Ronald Syme wrote his Sallust in the 1960s. In his chapter on the political scene he blames Sallust for our distorted view of old Roman vs Augustan era decay:
He interpreted a process of economic change and political adjustment in terms of morals; and he fell an easy prey to conventional notions about old Roman virtue. The distortion was enhanced in the next epoch, eager to escape from the memory of recent freedom and turbulence, and complacent in its own type of felicity — that is, liberty but not licence, discipline but not despotism. Political fraud and Augustan romanticism conspired to embellish the venerable past — with unhappy consequences for historical study ever after.
Syme says that in Bellum Catilinae Sallust “is preoccupied all through with decline and fall, with the end of an epoch in Roman history….”sceleris atque periculi novitate.” The Bellum Catilinae starts out with a pairing of orations and digressions about the character/vice of Catiline and Rome.
Irene Hahn suggested I re-read Syme’s Sallust, marking my tangential move via Catiline from Cicero to Sallust, and allowing me to avoid the task of the day, which is to try to read more of Everitt’s Augustus. There is nothing particularly wrong with Everitt’s Augustus, but the early imperial period and Augustus, in particular, make me queasy. I suppose I find the switch-over from Republic to Monarchy too relevant to today and prefer the earlier ideal when power could be usurped periodically by one man but then had a way of returning to the people… or so I like to imagine.

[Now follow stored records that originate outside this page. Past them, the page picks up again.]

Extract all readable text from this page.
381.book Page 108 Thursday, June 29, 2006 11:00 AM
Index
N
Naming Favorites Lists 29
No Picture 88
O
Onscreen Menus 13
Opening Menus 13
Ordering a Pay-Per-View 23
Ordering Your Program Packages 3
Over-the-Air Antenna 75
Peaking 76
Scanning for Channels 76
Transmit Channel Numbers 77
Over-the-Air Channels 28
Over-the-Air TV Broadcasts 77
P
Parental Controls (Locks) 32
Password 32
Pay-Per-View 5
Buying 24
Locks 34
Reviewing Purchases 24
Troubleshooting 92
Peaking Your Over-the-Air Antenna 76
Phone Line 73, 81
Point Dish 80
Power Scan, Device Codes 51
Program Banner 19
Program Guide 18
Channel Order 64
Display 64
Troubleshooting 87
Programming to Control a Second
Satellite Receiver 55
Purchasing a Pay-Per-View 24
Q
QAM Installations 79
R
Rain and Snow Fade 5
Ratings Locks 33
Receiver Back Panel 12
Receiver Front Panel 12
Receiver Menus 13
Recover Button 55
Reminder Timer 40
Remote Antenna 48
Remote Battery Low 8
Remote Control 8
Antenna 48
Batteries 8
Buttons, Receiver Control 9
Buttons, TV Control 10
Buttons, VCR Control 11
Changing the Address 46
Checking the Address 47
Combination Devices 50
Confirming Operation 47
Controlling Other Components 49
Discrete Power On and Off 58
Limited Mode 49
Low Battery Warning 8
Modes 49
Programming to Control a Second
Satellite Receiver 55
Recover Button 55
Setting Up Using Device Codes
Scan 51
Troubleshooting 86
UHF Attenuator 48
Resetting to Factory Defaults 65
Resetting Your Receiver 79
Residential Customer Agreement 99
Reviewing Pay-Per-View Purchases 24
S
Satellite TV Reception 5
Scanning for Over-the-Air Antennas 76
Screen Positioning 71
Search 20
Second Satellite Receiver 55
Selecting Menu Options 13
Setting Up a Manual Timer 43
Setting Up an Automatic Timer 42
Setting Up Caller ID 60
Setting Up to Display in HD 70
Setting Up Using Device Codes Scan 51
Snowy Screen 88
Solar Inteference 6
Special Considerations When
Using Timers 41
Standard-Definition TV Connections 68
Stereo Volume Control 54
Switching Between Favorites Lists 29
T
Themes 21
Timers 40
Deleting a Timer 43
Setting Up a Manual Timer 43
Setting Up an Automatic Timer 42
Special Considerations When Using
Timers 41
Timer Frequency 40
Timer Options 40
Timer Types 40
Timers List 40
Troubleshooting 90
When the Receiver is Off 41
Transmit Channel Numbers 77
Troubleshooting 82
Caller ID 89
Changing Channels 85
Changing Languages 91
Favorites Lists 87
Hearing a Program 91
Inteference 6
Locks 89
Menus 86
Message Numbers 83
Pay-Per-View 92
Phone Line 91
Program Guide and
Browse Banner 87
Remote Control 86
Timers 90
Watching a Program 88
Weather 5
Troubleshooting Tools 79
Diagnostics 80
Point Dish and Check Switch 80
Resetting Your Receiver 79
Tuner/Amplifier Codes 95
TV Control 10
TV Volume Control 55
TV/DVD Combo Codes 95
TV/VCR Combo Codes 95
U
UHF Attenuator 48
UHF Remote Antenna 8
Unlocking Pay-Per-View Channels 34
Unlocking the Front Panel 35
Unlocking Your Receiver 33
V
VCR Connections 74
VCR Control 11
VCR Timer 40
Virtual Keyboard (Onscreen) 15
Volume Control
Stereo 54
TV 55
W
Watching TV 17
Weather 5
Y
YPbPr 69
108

Catilinarian Conspiracy – Events
The unarguable events of 63, according to Syme, chronologically are:
- July – C. defeated in the elections, resolves on revolution
- C.’s partisan Manlius goes to work in northern Etruria – enlists plebs, brigands, and vets.
- Cicero receives intelligence and reports to the Senate.

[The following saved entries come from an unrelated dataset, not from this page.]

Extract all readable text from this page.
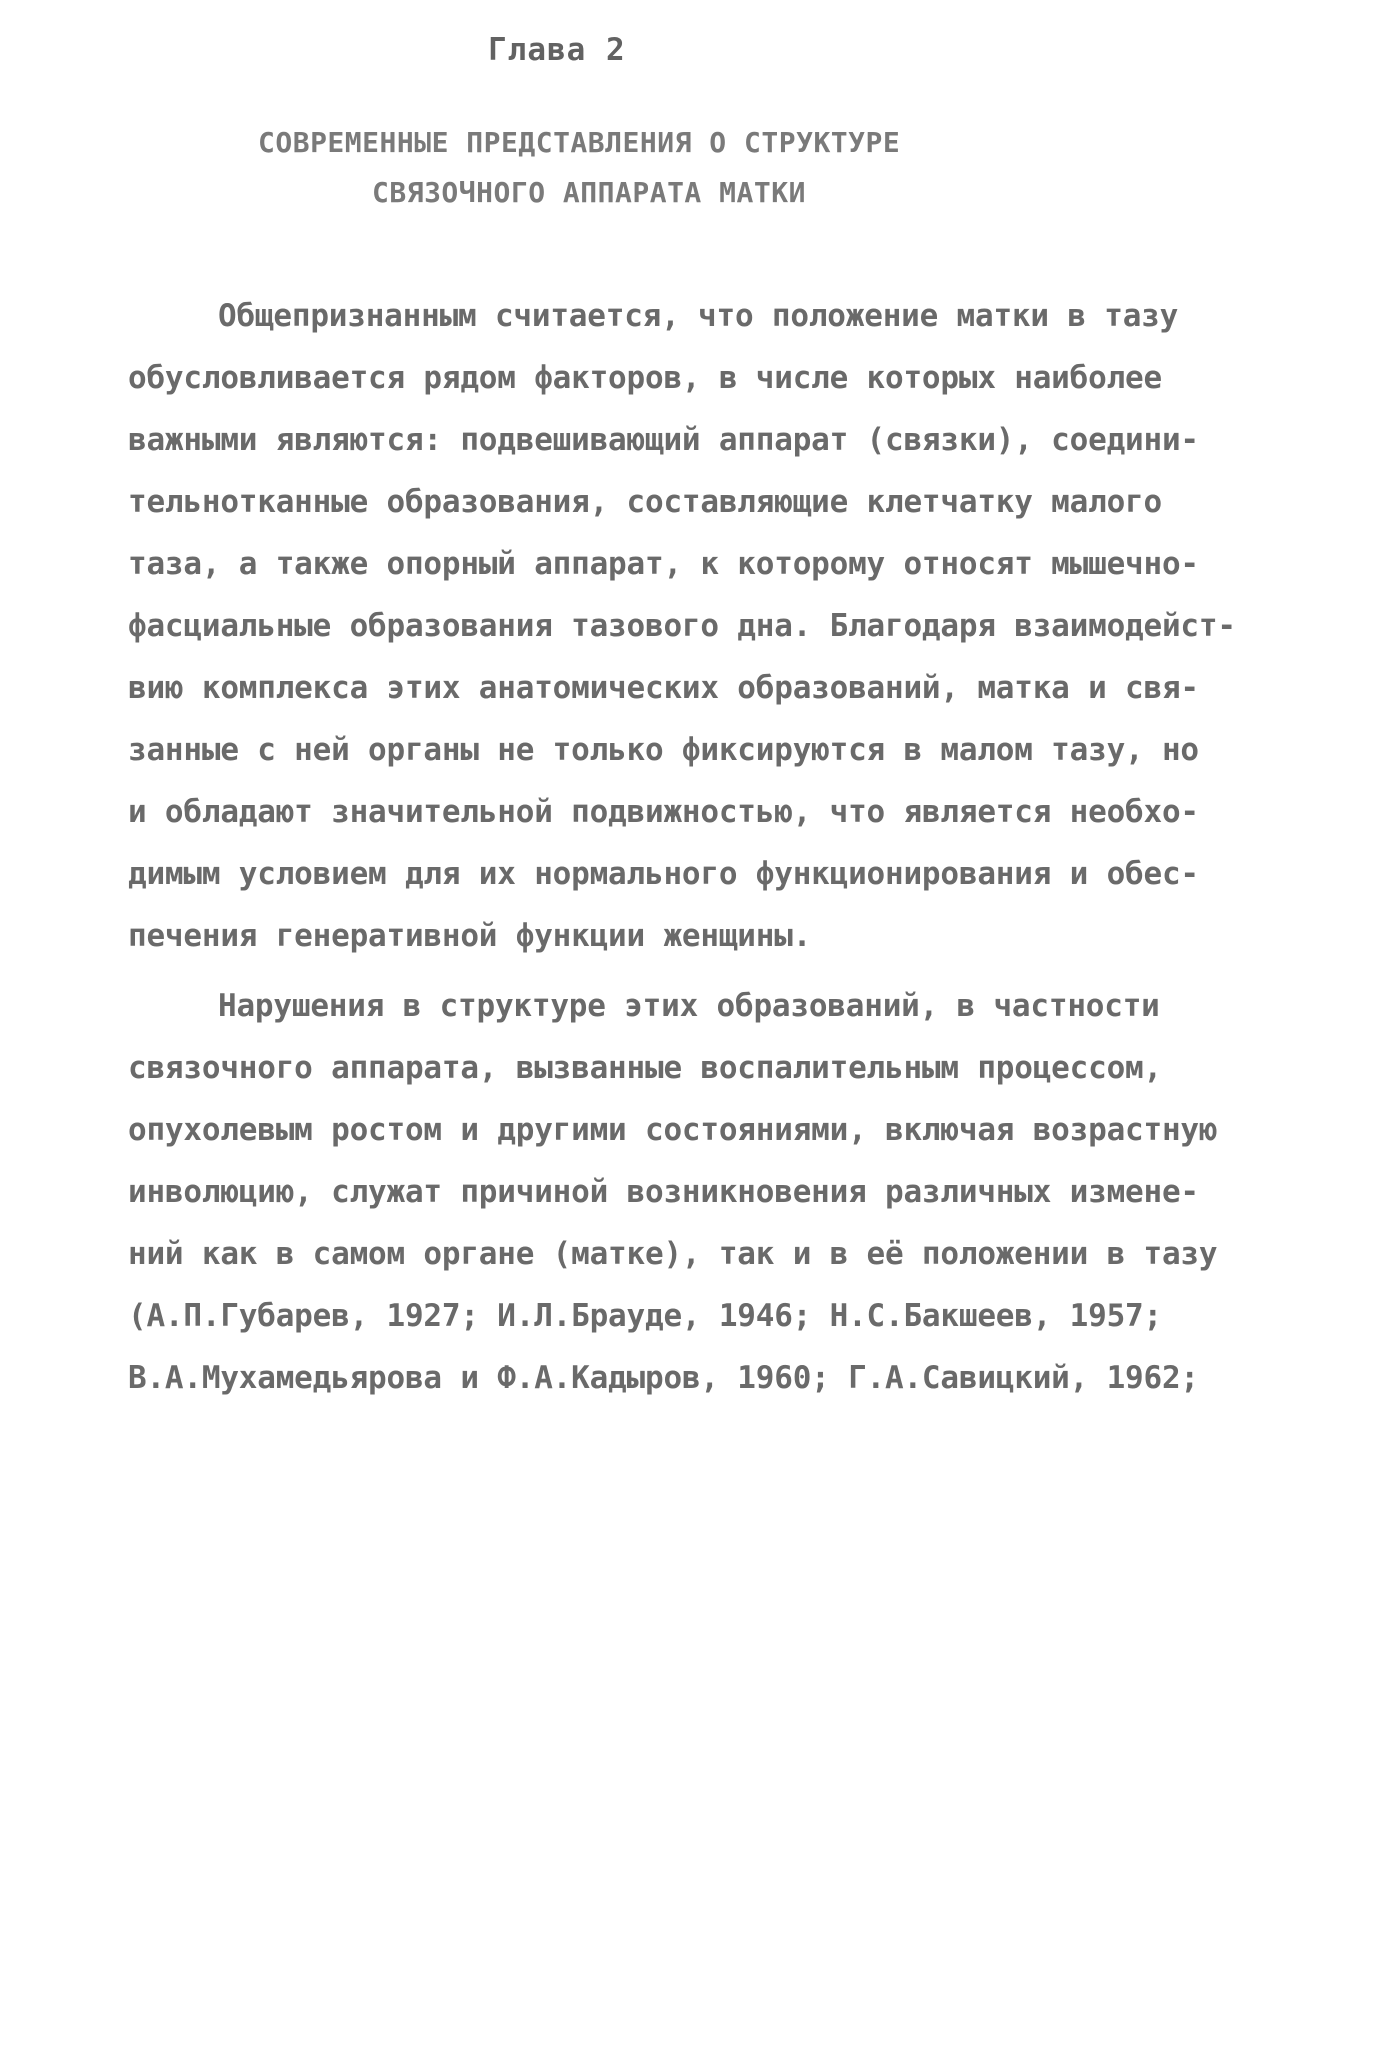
Глава 2
СОВРЕМЕННЫЕ ПРЕДСТАВЛЕНИЯ О СТРУКТУРЕ
СВЯЗОЧНОГО АППАРАТА МАТКИ
Общепризнанным считается, что положение матки в тазу
обусловливается рядом факторов, в числе которых наиболее
важными являются: подвешивающий аппарат (связки), соедини-
тельнотканные образования, составляющие клетчатку малого
таза, а также опорный аппарат, к которому относят мышечно-
фасциальные образования тазового дна. Благодаря взаимодейст-
вию комплекса этих анатомических образований, матка и свя-
занные с ней органы не только фиксируются в малом тазу, но
и обладают значительной подвижностью, что является необхо-
димым условием для их нормального функционирования и обес-
печения генеративной функции женщины.
Нарушения в структуре этих образований, в частности
связочного аппарата, вызванные воспалительным процессом,
опухолевым ростом и другими состояниями, включая возрастную
инволюцию, служат причиной возникновения различных измене-
ний как в самом органе (матке), так и в её положении в тазу
(А.П.Губарев, 1927; И.Л.Брауде, 1946; Н.С.Бакшеев, 1957;
В.А.Мухамедьярова и Ф.А.Кадыров, 1960; Г.А.Савицкий, 1962;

- Oct. 21 – Senatus consultum ultimum is passed.
- Oct. 27 – Manlius starts insurrection.
- c. Nov. 2 – Saenius announces insurrection in the Senate.
- Senate takes some action.
- Nov. 6 – Conspirators meet at M. Porcius Laeca’s house. Decide to assassinate Cicero.
- Cicero is warned.
- Nov. 8 – Cicero delivers 1st Catilinarian to the Senate.
- C. leaves Rome.
- Nov. 9 – Cicero delivers 2nd Catlinarian to the People.

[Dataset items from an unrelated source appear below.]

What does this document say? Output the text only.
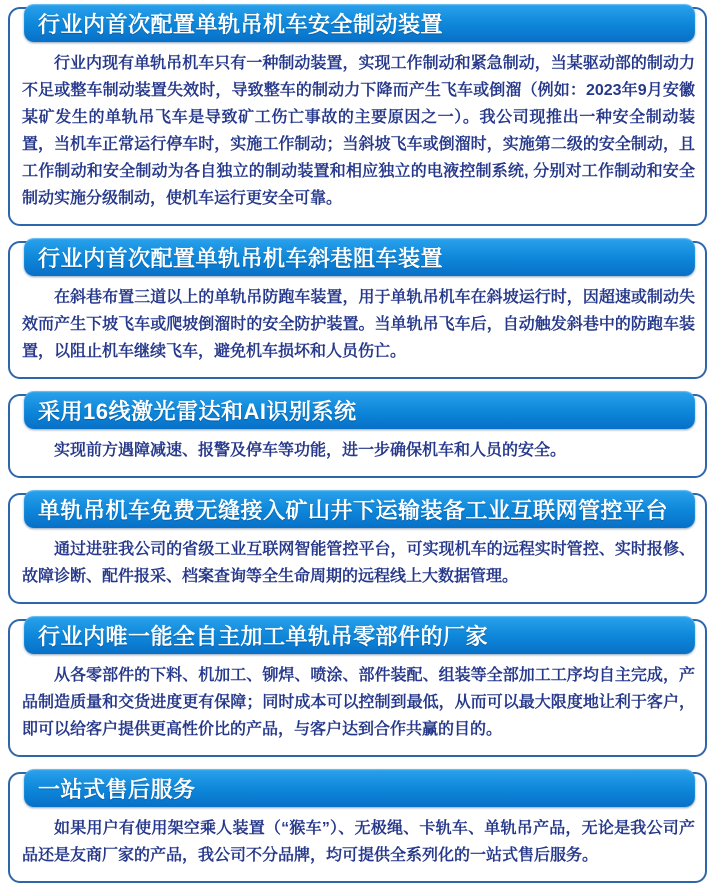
行业内首次配置单轨吊机车安全制动装置

行业内现有单轨吊机车只有一种制动装置，实现工作制动和紧急制动，当某驱动部的制动力不足或整车制动装置失效时，导致整车的制动力下降而产生飞车或倒溜（例如：2023年9月安徽某矿发生的单轨吊飞车是导致矿工伤亡事故的主要原因之一）。我公司现推出一种安全制动装置，当机车正常运行停车时，实施工作制动；当斜坡飞车或倒溜时，实施第二级的安全制动，且工作制动和安全制动为各自独立的制动装置和相应独立的电液控制系统, 分别对工作制动和安全制动实施分级制动，使机车运行更安全可靠。

行业内首次配置单轨吊机车斜巷阻车装置

在斜巷布置三道以上的单轨吊防跑车装置，用于单轨吊机车在斜坡运行时，因超速或制动失效而产生下坡飞车或爬坡倒溜时的安全防护装置。当单轨吊飞车后，自动触发斜巷中的防跑车装置，以阻止机车继续飞车，避免机车损坏和人员伤亡。

采用16线激光雷达和AI识别系统

实现前方遇障减速、报警及停车等功能，进一步确保机车和人员的安全。

单轨吊机车免费无缝接入矿山井下运输装备工业互联网管控平台

通过进驻我公司的省级工业互联网智能管控平台，可实现机车的远程实时管控、实时报修、故障诊断、配件报采、档案查询等全生命周期的远程线上大数据管理。

行业内唯一能全自主加工单轨吊零部件的厂家

从各零部件的下料、机加工、铆焊、喷涂、部件装配、组装等全部加工工序均自主完成，产品制造质量和交货进度更有保障；同时成本可以控制到最低，从而可以最大限度地让利于客户，即可以给客户提供更高性价比的产品，与客户达到合作共赢的目的。

一站式售后服务

如果用户有使用架空乘人装置（“猴车”）、无极绳、卡轨车、单轨吊产品，无论是我公司产品还是友商厂家的产品，我公司不分品牌，均可提供全系列化的一站式售后服务。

- c. Nov. 17 – C. and Manlius, now joined up, declared enemies.
- Dec.2-3 – Envoys of the Allobroges and Volturciius are apprehended carrying letters to C.
- Dec. 3 – Cicero shows Senate evidence of treachery of 4 conspirators.
- Cicero delivers 3rd Catilinarian to the People.
- Dec. 4 – Senate discussion.
- Dec. 5 – Consul-designate proposes death sentence for the conspirators.
Contrary to the accepted chronology, Sallust seems to put the Senatus consultum ultimum after the foiling of the assassination attempt. Syme says some think this is a way to discredit Cicero; that is, Cicero was driven by personal fear to ask for it. Syme says Sallust was doing no such thing. He was tracing the conspiracy at Rome and then tracing events in Etruria. This leads Syme to a summary and appropriate aside:
The historian is cleared. There was no deception. How difficult it is to combine in one narration contemporaneous events in different theatres without a lavish use of dates and sign posts is not always apparent to the erudite arbiters of praise and blame who eschew the writing of narrative history.
So, Sallust was fine as an historian, but he’s responsible for
- 1) 63 B.C. as a date for the end of the Republic,
- 2) our thinking there were two parties (nobiles and plebs) in ancient Rome, and
- 3) our looking nostalgically back at the — especially early — Republic as a glorious age of virtue in contrast with a modern (oops! I mean Imperial) age of vice.